There’s also another side of Sevendust, and that comes through on the pensive and poetic acoustic musing, “Got a Feeling”. Penned by Lowery, it’s a haunting moment punctuated by vocal harmonies from all five members.
“It’s all of these random thoughts about life and humanity,” the guitarist explains. “I thought it’d be cool if everyone sang on it. We always like those dark and moody songs, and this is one of them.”
That moment when everyone sings remains emblematic of the unity at the heart of this group. It’s a big reason why Sevendust stands as strongly as ever since their landmark self-titled debut. Along the way, three of their eight albums have reached gold status and they’ve played to sold-out crowds around the globe. However, it still feels like the beginning.

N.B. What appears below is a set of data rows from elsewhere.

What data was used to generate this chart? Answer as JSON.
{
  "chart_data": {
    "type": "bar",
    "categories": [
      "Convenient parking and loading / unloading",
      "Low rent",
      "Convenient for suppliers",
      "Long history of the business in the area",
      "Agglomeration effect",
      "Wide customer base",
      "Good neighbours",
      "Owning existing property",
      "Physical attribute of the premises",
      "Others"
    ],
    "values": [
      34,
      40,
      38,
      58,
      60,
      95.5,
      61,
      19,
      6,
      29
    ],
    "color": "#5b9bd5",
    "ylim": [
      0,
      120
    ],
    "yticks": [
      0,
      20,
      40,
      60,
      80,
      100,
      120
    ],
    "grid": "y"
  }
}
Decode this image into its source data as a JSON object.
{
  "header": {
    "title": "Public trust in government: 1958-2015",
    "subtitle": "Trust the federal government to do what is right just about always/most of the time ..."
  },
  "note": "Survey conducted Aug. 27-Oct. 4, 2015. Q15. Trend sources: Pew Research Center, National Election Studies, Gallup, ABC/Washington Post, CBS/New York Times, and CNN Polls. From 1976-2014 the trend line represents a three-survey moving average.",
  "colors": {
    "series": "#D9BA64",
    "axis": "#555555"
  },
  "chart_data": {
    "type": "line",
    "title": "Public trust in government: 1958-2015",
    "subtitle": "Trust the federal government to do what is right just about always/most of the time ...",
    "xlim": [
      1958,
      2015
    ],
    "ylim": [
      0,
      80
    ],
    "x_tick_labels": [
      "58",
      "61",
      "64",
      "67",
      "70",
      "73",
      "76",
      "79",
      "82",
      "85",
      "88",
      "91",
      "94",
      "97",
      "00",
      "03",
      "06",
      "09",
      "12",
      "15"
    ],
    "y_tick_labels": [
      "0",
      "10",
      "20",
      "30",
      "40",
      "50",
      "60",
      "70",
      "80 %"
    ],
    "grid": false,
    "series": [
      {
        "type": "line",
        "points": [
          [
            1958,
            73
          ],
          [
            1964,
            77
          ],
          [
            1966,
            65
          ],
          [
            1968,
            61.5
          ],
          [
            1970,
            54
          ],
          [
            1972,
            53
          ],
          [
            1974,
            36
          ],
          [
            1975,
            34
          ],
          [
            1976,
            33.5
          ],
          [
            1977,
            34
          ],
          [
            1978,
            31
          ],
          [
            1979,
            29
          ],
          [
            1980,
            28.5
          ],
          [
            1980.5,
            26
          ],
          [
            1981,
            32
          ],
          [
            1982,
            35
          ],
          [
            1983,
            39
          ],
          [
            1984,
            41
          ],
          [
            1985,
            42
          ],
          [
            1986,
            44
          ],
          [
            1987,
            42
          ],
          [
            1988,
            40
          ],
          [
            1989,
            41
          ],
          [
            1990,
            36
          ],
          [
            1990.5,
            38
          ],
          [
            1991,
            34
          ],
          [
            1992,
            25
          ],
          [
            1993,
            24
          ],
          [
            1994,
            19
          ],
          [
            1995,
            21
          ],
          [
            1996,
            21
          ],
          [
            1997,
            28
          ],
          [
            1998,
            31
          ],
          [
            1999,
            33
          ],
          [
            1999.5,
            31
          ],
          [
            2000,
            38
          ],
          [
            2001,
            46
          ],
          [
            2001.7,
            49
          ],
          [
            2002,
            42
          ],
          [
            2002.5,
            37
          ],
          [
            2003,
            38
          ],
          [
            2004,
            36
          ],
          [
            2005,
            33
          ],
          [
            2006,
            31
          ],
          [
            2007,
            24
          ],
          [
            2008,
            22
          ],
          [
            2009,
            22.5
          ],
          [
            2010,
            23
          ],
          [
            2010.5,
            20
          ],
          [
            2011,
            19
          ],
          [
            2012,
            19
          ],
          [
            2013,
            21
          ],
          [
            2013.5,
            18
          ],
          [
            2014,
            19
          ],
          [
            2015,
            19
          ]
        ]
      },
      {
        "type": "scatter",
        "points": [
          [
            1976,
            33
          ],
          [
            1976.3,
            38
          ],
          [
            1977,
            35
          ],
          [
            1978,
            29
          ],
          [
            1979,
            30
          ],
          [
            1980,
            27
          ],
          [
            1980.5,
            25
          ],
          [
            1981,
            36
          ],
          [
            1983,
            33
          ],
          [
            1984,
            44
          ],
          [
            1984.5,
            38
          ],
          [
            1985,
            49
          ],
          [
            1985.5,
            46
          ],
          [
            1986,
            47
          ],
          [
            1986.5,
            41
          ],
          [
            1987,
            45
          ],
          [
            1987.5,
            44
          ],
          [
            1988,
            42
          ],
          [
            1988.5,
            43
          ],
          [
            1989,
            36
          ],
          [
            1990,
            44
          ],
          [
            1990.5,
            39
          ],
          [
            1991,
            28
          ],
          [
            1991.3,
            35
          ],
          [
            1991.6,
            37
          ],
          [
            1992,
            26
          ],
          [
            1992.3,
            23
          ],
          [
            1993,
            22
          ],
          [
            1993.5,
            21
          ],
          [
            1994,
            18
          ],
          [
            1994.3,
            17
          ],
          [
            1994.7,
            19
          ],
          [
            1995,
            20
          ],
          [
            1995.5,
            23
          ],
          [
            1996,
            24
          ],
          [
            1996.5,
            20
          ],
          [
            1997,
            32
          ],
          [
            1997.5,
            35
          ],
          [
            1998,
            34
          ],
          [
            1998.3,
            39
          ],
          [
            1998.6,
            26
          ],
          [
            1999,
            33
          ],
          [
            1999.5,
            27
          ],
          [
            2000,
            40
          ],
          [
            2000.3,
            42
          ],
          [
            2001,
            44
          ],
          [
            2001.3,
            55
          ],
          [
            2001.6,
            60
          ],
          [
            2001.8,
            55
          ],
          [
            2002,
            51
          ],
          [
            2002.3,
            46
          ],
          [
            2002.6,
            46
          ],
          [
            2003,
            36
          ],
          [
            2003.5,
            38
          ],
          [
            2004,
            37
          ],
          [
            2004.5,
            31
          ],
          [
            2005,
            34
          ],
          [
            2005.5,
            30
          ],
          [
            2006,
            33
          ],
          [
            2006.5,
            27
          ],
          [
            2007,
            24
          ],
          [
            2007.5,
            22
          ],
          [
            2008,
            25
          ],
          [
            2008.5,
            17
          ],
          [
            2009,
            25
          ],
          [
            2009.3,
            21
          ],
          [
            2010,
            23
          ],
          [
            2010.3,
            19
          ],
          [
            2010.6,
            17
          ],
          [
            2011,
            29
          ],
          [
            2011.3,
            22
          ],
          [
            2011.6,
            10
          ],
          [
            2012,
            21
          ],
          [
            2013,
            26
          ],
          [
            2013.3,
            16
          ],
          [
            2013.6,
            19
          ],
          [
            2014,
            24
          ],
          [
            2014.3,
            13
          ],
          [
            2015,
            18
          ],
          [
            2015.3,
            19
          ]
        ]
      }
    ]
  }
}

Now, the Sevendust freight train shows no signs of stopping with Black Out the Sun. “This is the culmination of our career thus far,” proclaims Connolly. “There are all of these bits and pieces of what we are, but it’s newer and updated. Our style is our style. We constantly strive for a better version of it. There aren’t a lot of bands that have all five original guys after 15 years. It’s a very unique gift we have, and we treasure it.”
Witherspoon concludes, “I can’t wait for people to feel the emotion and energy in this album. I’ll never forget the first time we got together. There was something magic about it. It’s like this band is what we were all meant to do. I still feel that way. I never want to stop. This is what fans have been waiting for, and Sevendust is here to stay.”